Charlotte Hays, director of cultural programs at the Independent Women's Forum, takes exception to the study. She points out that "political empowerment" was one of areas examined.
"It takes into consideration things like, Have we ever had a woman president?," she cites. "So [the implication is that] by electing Hillary Clinton we can probably change that number and get a better rating – but I would frankly not feel more empowered if she were president."
Hays adds that it also measures ideological factors, such as the prevalence and use of contraception, which she says is high for the United States.

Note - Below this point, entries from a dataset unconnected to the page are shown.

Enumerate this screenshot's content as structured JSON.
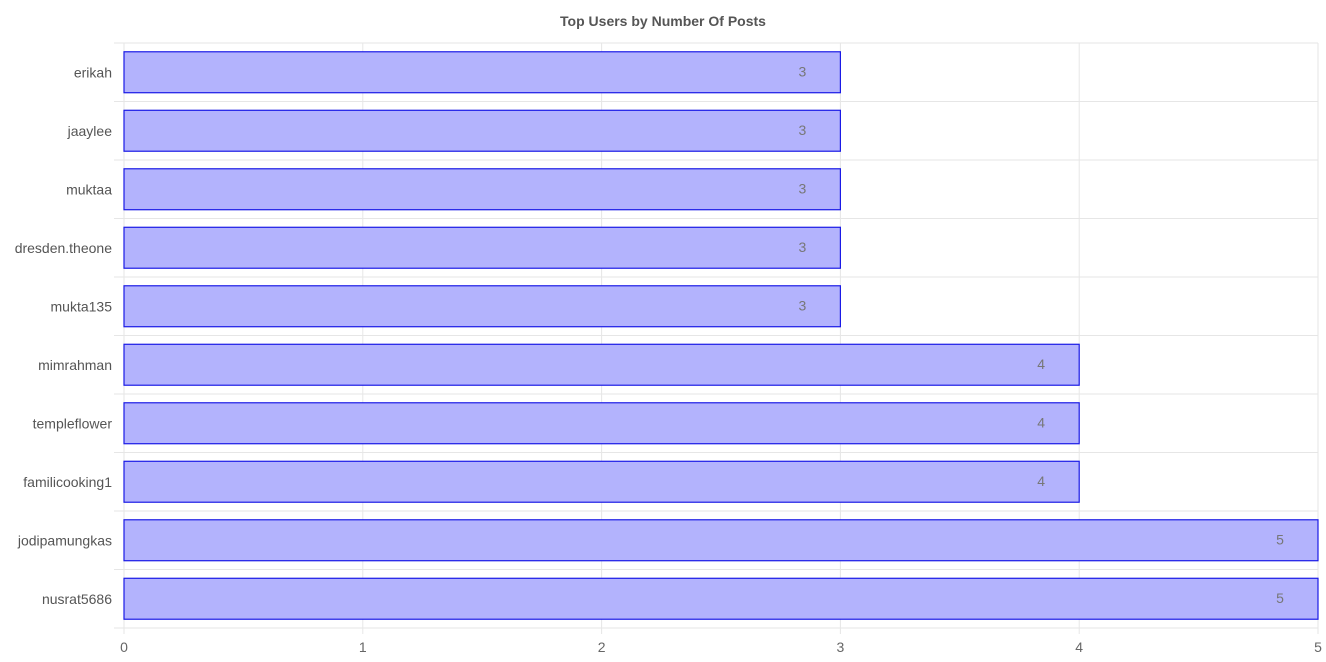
{
  "chart_data": {
    "type": "bar",
    "orientation": "horizontal",
    "title": "Top Users by Number Of Posts",
    "categories": [
      "erikah",
      "jaaylee",
      "muktaa",
      "dresden.theone",
      "mukta135",
      "mimrahman",
      "templeflower",
      "familicooking1",
      "jodipamungkas",
      "nusrat5686"
    ],
    "values": [
      3,
      3,
      3,
      3,
      3,
      4,
      4,
      4,
      5,
      5
    ],
    "xlim": [
      0,
      5
    ],
    "xticks": [
      "0",
      "1",
      "2",
      "3",
      "4",
      "5"
    ],
    "grid": true,
    "data_labels": true,
    "colors": {
      "bar_fill": "#b3b3fd",
      "bar_stroke": "#1a1ae6",
      "grid": "#e6e6e6"
    }
  }
}
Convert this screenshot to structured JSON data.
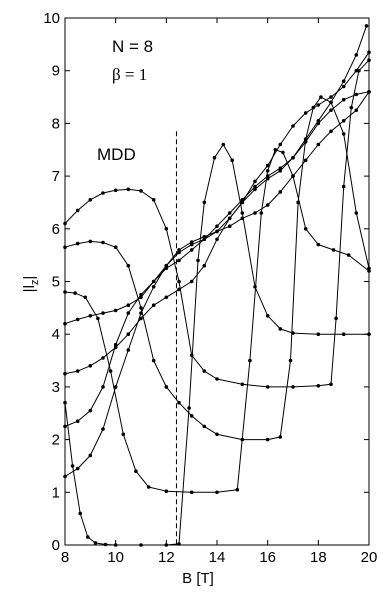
{
  "chart_data": {
    "type": "line",
    "xlabel": "B [T]",
    "ylabel": "|l",
    "ylabel_subscript": "z",
    "ylabel_suffix": "|",
    "xlim": [
      8,
      20
    ],
    "ylim": [
      0,
      10
    ],
    "xticks": [
      8,
      10,
      12,
      14,
      16,
      18,
      20
    ],
    "yticks": [
      0,
      1,
      2,
      3,
      4,
      5,
      6,
      7,
      8,
      9,
      10
    ],
    "grid": false,
    "legend": "none",
    "annotations": {
      "n_label": "N = 8",
      "beta_label": "β = 1",
      "mdd_label": "MDD"
    },
    "reference_line": {
      "x": 12.4,
      "style": "dashed",
      "y_top": 7.85
    },
    "series": [
      {
        "values": [
          [
            8,
            2.7
          ],
          [
            8.3,
            1.5
          ],
          [
            8.6,
            0.6
          ],
          [
            8.9,
            0.15
          ],
          [
            9.2,
            0.04
          ],
          [
            9.6,
            0.01
          ],
          [
            10,
            0
          ],
          [
            11,
            0
          ],
          [
            12,
            0
          ],
          [
            12.5,
            0.02
          ],
          [
            12.9,
            2.6
          ],
          [
            13.25,
            5.4
          ],
          [
            13.5,
            6.5
          ],
          [
            13.9,
            7.35
          ],
          [
            14.25,
            7.6
          ],
          [
            14.6,
            7.3
          ],
          [
            15.0,
            6.3
          ],
          [
            15.5,
            4.9
          ],
          [
            16.0,
            4.35
          ],
          [
            16.5,
            4.1
          ],
          [
            17.0,
            4.02
          ],
          [
            18,
            4.0
          ],
          [
            19,
            4.0
          ],
          [
            20,
            4.0
          ]
        ]
      },
      {
        "values": [
          [
            8,
            4.8
          ],
          [
            8.4,
            4.78
          ],
          [
            8.8,
            4.7
          ],
          [
            9.3,
            4.3
          ],
          [
            9.8,
            3.3
          ],
          [
            10.3,
            2.1
          ],
          [
            10.8,
            1.4
          ],
          [
            11.3,
            1.1
          ],
          [
            12,
            1.02
          ],
          [
            13,
            1.0
          ],
          [
            14,
            1.0
          ],
          [
            14.8,
            1.05
          ],
          [
            15.3,
            3.5
          ],
          [
            15.75,
            6.3
          ],
          [
            16.0,
            7.1
          ],
          [
            16.3,
            7.5
          ],
          [
            16.6,
            7.45
          ],
          [
            17.0,
            7.0
          ],
          [
            17.5,
            6.0
          ],
          [
            18.0,
            5.7
          ],
          [
            18.6,
            5.6
          ],
          [
            19.2,
            5.5
          ],
          [
            20,
            5.2
          ]
        ]
      },
      {
        "values": [
          [
            8,
            5.65
          ],
          [
            8.5,
            5.72
          ],
          [
            9,
            5.76
          ],
          [
            9.5,
            5.74
          ],
          [
            10,
            5.65
          ],
          [
            10.5,
            5.3
          ],
          [
            11,
            4.5
          ],
          [
            11.5,
            3.5
          ],
          [
            12,
            3.0
          ],
          [
            12.5,
            2.7
          ],
          [
            13,
            2.45
          ],
          [
            13.5,
            2.25
          ],
          [
            14,
            2.1
          ],
          [
            15,
            2.0
          ],
          [
            16,
            2.0
          ],
          [
            16.5,
            2.05
          ],
          [
            16.9,
            3.5
          ],
          [
            17.2,
            6.5
          ],
          [
            17.5,
            7.7
          ],
          [
            17.8,
            8.3
          ],
          [
            18.1,
            8.5
          ],
          [
            18.5,
            8.4
          ],
          [
            19,
            7.8
          ],
          [
            19.5,
            6.3
          ],
          [
            20,
            5.25
          ]
        ]
      },
      {
        "values": [
          [
            8,
            6.1
          ],
          [
            8.5,
            6.35
          ],
          [
            9,
            6.55
          ],
          [
            9.5,
            6.68
          ],
          [
            10,
            6.73
          ],
          [
            10.5,
            6.75
          ],
          [
            11,
            6.72
          ],
          [
            11.5,
            6.55
          ],
          [
            12,
            6.0
          ],
          [
            12.5,
            5.0
          ],
          [
            13,
            3.6
          ],
          [
            13.5,
            3.3
          ],
          [
            14,
            3.15
          ],
          [
            15,
            3.05
          ],
          [
            16,
            3.0
          ],
          [
            17,
            3.0
          ],
          [
            18,
            3.02
          ],
          [
            18.5,
            3.05
          ],
          [
            18.7,
            4.3
          ],
          [
            19.0,
            6.8
          ],
          [
            19.3,
            8.3
          ],
          [
            19.6,
            9.0
          ],
          [
            20,
            9.2
          ]
        ]
      },
      {
        "values": [
          [
            8,
            1.3
          ],
          [
            8.5,
            1.45
          ],
          [
            9,
            1.7
          ],
          [
            9.5,
            2.2
          ],
          [
            10,
            3.0
          ],
          [
            10.5,
            3.7
          ],
          [
            11,
            4.4
          ],
          [
            11.5,
            4.9
          ],
          [
            12,
            5.3
          ],
          [
            12.5,
            5.6
          ],
          [
            13,
            5.75
          ],
          [
            13.5,
            5.85
          ],
          [
            14,
            5.95
          ],
          [
            14.5,
            6.05
          ],
          [
            15,
            6.2
          ],
          [
            15.5,
            6.3
          ],
          [
            16,
            6.45
          ],
          [
            16.5,
            6.7
          ],
          [
            17,
            7.0
          ],
          [
            17.5,
            7.3
          ],
          [
            18,
            7.6
          ],
          [
            18.5,
            7.85
          ],
          [
            19,
            8.05
          ],
          [
            19.5,
            8.25
          ],
          [
            20,
            8.6
          ]
        ]
      },
      {
        "values": [
          [
            8,
            2.25
          ],
          [
            8.5,
            2.35
          ],
          [
            9,
            2.55
          ],
          [
            9.5,
            3.0
          ],
          [
            10,
            3.8
          ],
          [
            10.5,
            4.4
          ],
          [
            11,
            4.75
          ],
          [
            11.5,
            5.0
          ],
          [
            12,
            5.25
          ],
          [
            12.5,
            5.4
          ],
          [
            13,
            5.6
          ],
          [
            13.5,
            5.8
          ],
          [
            14,
            6.05
          ],
          [
            14.5,
            6.3
          ],
          [
            15,
            6.55
          ],
          [
            15.5,
            6.8
          ],
          [
            16,
            7.0
          ],
          [
            16.5,
            7.15
          ],
          [
            17,
            7.35
          ],
          [
            17.5,
            7.65
          ],
          [
            18,
            8.0
          ],
          [
            18.5,
            8.25
          ],
          [
            19,
            8.45
          ],
          [
            19.5,
            8.55
          ],
          [
            20,
            8.6
          ]
        ]
      },
      {
        "values": [
          [
            8,
            3.25
          ],
          [
            8.5,
            3.3
          ],
          [
            9,
            3.4
          ],
          [
            9.5,
            3.55
          ],
          [
            10,
            3.75
          ],
          [
            10.5,
            4.0
          ],
          [
            11,
            4.3
          ],
          [
            11.5,
            4.55
          ],
          [
            12,
            4.7
          ],
          [
            12.5,
            4.85
          ],
          [
            13,
            5.0
          ],
          [
            13.5,
            5.3
          ],
          [
            14,
            5.8
          ],
          [
            14.5,
            6.2
          ],
          [
            15,
            6.5
          ],
          [
            15.5,
            6.9
          ],
          [
            16,
            7.2
          ],
          [
            16.5,
            7.6
          ],
          [
            17,
            7.95
          ],
          [
            17.5,
            8.2
          ],
          [
            18,
            8.35
          ],
          [
            18.5,
            8.5
          ],
          [
            19,
            8.7
          ],
          [
            19.5,
            9.0
          ],
          [
            20,
            9.35
          ]
        ]
      },
      {
        "values": [
          [
            8,
            4.2
          ],
          [
            8.5,
            4.28
          ],
          [
            9,
            4.35
          ],
          [
            9.5,
            4.4
          ],
          [
            10,
            4.45
          ],
          [
            10.5,
            4.55
          ],
          [
            11,
            4.7
          ],
          [
            11.5,
            5.0
          ],
          [
            12,
            5.3
          ],
          [
            12.5,
            5.55
          ],
          [
            13,
            5.7
          ],
          [
            13.5,
            5.8
          ],
          [
            14,
            5.95
          ],
          [
            14.5,
            6.2
          ],
          [
            15,
            6.5
          ],
          [
            15.5,
            6.75
          ],
          [
            16,
            6.95
          ],
          [
            16.5,
            7.1
          ],
          [
            17,
            7.35
          ],
          [
            17.5,
            7.7
          ],
          [
            18,
            8.05
          ],
          [
            18.5,
            8.4
          ],
          [
            19,
            8.8
          ],
          [
            19.5,
            9.3
          ],
          [
            19.9,
            9.85
          ]
        ]
      }
    ]
  }
}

"It also measures mandatory paid vacations," she continues. "Now, most people who are employed in the U.S. get paid vacations, but since it's not mandatory and government-mandated, in this study it's a minus for us.
"So I would say that ... these figures really don't mean as much as they should. We shouldn't ignore them, but they don't mean as much as they say. For example, Iceland ranks high because it's had a female executive. Do you really want to move to Iceland, ladies?"
According to U.S. Census Bureau, women make up 50.8 percent of the U.S. population.
Wednesday, August 26 is Women's Equality Day in the United States. It commemorates the passage of the 19th Amendment to the U.S. Constitution, which granted women the right to vote.